Amanda aceptó de inmediato:

—Claro que sí.

Estando en total sintonía, Amanda le respondió a Catherine enseguida.

Catherine estaba encantada; por teléfono no podía dejar de «deshacerse en halagos» y expresar su emoción. Finalmente, acordaron partir pasados mañana.

Amanda le contó a Begoña sobre su viaje a Clarosol y planeaba llevarla, pero Begoña se negó.

Dijo que ya estaba vieja y no quería viajar lejos.

Como Begoña no quería ir, Amanda no insistió. Sin embargo, como ella solía estar sola en casa y se aburría, Amanda tomó la iniciativa de inscribirla en unos cursos para adultos mayores, para que su vida fuera un poco más plena.

En un abrir y cerrar de ojos, llegó el día de ir a Clarosol. James llevó a Catherine al aeropuerto y esperó hasta que pasaron el control de seguridad para irse.

James todavía tenía trabajo en Silvania y no podía acompañar a Catherine. Al principio no estaba muy tranquilo dejándola ir sola, pero al saber que Amanda iría con ella, todas sus preocupaciones desaparecieron.

Durante el vuelo de cuatro horas, las dos tuvieron largas y profundas conversaciones sobre pintura, y sin darse cuenta llegaron a Clarosol.

Arrastrando sus maletas, apenas salieron del aeropuerto vieron a un hombre increíblemente guapo saludándolas y caminando hacia ellas a zancadas.

El hombre abrazó a Catherine y luego tomó la maleta de su mano. Sus ojos azules miraron a Amanda:

—Tía, ¿no me vas a presentar a esta hermosa dama?

Catherine tiró de Amanda de inmediato y la presentó con orgullo:

—Es la Amanda de la que te hablé por teléfono. Su nombre en español es Amanda, ¿verdad que es bellísima?

El hombre era mestizo, con facciones bien definidas y ojos azules; le dio una buena primera impresión a Amanda.

El hombre saludó proactivamente:

—Hola, Amanda. Me llamo Elías Pineda.

Amanda, con elegancia y una leve sonrisa, respondió:

—Hola, soy Amanda.

La mirada de Catherine iba de uno a otro, y luego le lanzó una indirecta a Elías:

—Elías, ¿qué esperas para ayudar a Amanda con sus cosas?

El entusiasta Elías sacó su maleta de la cajuela:

—Señorita Zúñiga, la acompañaré arriba antes de irme.

Amanda dijo:

—Es demasiada molestia, puedo subir sola.

Elías fue bastante obstinado e insistió en acompañarla:

—Eres amiga de mi tía, así que eres mi amiga. Señorita Zúñiga, de verdad no hace falta que sea tan formal conmigo, vamos.

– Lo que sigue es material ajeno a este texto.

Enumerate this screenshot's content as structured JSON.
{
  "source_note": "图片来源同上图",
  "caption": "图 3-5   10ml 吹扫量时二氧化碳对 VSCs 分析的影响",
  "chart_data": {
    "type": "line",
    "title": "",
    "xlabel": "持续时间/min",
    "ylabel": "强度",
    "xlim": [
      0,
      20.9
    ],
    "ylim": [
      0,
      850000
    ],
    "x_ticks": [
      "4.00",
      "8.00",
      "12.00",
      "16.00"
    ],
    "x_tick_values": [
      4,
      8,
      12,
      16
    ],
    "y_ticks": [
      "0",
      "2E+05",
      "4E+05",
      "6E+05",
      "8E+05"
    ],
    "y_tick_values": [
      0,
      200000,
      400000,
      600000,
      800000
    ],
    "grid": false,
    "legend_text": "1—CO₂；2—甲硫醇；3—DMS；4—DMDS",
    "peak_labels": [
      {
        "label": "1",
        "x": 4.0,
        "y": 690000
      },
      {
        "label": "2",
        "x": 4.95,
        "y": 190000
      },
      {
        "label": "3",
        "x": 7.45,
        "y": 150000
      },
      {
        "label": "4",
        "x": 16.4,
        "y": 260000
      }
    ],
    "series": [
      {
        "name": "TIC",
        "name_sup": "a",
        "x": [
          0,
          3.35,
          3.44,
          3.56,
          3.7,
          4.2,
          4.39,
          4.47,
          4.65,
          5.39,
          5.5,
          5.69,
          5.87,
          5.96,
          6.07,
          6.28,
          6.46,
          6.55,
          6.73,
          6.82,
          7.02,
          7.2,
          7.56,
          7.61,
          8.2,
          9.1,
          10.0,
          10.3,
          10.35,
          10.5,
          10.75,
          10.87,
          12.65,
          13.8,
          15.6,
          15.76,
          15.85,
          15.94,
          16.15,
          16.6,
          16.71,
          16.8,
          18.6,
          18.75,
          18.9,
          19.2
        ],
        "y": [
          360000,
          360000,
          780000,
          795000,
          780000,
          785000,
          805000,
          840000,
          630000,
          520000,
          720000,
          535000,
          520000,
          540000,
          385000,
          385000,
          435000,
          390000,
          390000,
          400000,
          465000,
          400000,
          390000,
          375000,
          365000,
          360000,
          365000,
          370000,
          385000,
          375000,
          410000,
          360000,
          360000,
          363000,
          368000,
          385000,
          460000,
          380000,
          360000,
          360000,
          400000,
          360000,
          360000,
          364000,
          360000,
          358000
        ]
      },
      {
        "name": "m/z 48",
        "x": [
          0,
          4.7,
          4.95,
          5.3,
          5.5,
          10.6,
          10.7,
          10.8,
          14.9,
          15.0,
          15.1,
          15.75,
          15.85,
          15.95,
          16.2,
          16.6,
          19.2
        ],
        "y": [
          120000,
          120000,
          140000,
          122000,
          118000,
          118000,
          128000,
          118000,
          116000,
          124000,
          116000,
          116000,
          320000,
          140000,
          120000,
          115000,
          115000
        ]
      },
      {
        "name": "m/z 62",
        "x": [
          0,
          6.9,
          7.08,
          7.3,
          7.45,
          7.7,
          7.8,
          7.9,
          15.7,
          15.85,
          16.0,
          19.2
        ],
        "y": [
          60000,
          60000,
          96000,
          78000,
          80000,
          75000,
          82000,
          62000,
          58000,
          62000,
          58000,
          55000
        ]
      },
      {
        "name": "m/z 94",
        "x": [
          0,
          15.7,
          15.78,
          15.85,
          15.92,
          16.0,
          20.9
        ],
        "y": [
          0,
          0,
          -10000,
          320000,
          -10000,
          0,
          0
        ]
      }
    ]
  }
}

Dicho esto, Elías entró primero al hotel.

Sin más opción, Amanda tuvo que seguirle el paso.

Después de hacer el registro, ambos entraron al elevador charlando y riendo.

En ese momento, un hombre que acababa de bajar desde la dirección del restaurante se quedó de pie en el lujoso vestíbulo, con una mirada profunda y fija en sus espaldas, sin parpadear ni un instante.